No one on either side of the debate is arguing that changes aren't necessary or that the costs of the system are unsustainable.

So How Will the Budget be Achieved?

The ministry and the OMA have agreed to "co-manage" spending in the PSA. They have also agreed that if they can't reach agreement, a neutral, third-party facilitator will be present to make a binding recommendation. But what will they cut?

There are some "gimmes" right off the top. One example of this would be ensuring that tests and procedures are ordered in keeping with best evidence. In our practice back X-rays are a classic example of a test that is rarely needed.

There are many reasons these tests and procedures are done: out-of-date incentives in the fee codes, defensive practice, meeting patient expectations, or simply being out of date on the guidelines. By setting parameters on tests and procedures, there stands to be significant savings, both from a health system and physician payment perspective.

Times and technology have changed, meaning that tests and procedures that used to take hours can now be done in minutes. There is no question that this technology costs money and that physicians providing these services are highly skilled; however, the fees paid for these services have not been adjusted to reflect the current realities. Similarly, guidelines and parameters regarding how many physicians are required to participate in providing a given service, based on how sick a patient is and where the physician is practicing, have not been updated in more than a decade.

These are just three examples. However, no one on either side of the debate is arguing that changes aren't necessary or that the costs of the system are unsustainable.

Why Should Physicians Take This On?

Physicians are deeply committed to their patients and the majority are strongly in favour of Canada's publicly funded health-care system. The Royal College of Physicians and Surgeons of Canada, the certifying body of all specialists except family physicians, has identified that resource stewardship is a core competency of physicians. The College of Family Physicians of Canada has similar language articulating the need for family physicians to demonstrate "wise stewardship of scarce resources."

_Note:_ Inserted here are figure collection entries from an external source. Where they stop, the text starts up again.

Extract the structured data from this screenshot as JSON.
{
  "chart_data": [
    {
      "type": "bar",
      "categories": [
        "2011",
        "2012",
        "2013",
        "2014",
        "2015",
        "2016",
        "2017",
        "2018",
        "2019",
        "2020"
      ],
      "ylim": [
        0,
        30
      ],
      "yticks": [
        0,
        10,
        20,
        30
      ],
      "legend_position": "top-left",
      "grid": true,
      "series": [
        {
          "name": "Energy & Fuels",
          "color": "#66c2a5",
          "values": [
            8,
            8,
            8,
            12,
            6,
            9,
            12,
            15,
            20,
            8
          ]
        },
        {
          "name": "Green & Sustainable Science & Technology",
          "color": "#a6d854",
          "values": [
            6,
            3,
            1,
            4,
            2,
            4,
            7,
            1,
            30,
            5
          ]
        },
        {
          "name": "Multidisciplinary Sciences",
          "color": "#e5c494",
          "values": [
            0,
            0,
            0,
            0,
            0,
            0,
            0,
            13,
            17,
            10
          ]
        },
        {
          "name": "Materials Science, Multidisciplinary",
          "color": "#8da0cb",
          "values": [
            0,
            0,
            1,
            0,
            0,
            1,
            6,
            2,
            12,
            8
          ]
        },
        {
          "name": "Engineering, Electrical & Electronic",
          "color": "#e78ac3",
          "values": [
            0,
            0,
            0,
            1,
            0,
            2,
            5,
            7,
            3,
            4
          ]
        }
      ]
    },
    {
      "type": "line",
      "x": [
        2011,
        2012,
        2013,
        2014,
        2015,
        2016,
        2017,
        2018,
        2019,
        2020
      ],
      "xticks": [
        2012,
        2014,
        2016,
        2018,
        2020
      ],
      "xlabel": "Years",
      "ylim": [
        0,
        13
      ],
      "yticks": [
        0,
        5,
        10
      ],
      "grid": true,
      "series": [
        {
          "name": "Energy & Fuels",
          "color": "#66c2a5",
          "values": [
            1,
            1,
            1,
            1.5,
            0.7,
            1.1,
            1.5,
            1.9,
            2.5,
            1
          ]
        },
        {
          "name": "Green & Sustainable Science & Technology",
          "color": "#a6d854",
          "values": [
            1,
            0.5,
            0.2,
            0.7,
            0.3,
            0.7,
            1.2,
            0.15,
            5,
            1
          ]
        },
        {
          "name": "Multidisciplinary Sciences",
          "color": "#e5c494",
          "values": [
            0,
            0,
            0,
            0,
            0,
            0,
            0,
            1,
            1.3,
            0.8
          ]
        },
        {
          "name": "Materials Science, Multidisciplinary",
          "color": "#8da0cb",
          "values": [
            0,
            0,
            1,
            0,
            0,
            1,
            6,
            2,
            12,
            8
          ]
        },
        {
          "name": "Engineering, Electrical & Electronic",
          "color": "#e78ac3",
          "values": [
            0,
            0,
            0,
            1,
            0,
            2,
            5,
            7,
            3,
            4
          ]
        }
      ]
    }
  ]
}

We, as physicians, need to take this responsibility seriously and to be accountable to ensure that current and future patients, continue to receive appropriate, evidence-based care. We need to ensure that our health-care system remains sustainable as our population grows and ages.

If the tentative PSA is ratified, the Choosing Wisely Canada campaign has given us a starting point for these discussions. Using the best evidence available, they have created guidelines and resources to "help clinicians and patients engage in conversations about unnecessary tests and treatments and make smart and effective choices to ensure high-quality care." This is what is truly required as we move forward, a clear partnership between government, physicians and patients build a better system.

If the tentative PSA is not ratified, it is likely that government will undertake this work on their own, without the insight and experience of physicians who see patients each and every day. Rather than the nuanced approach of a bilateral facilitated committee, they will likely follow the pattern of the last four years and arbitrarily make a combination of across the board cuts and cuts to fee codes that they see as driving cost, regardless of how necessary those services might be.

We continue to be hopeful that, despite its imperfections, Ontario's doctors will vote to ratify this PSA. This will demonstrate our commitment to being full partners with government in achieving the best care for our patients -- both now and in the future.

Neither of our views reflect the organizations for which we work.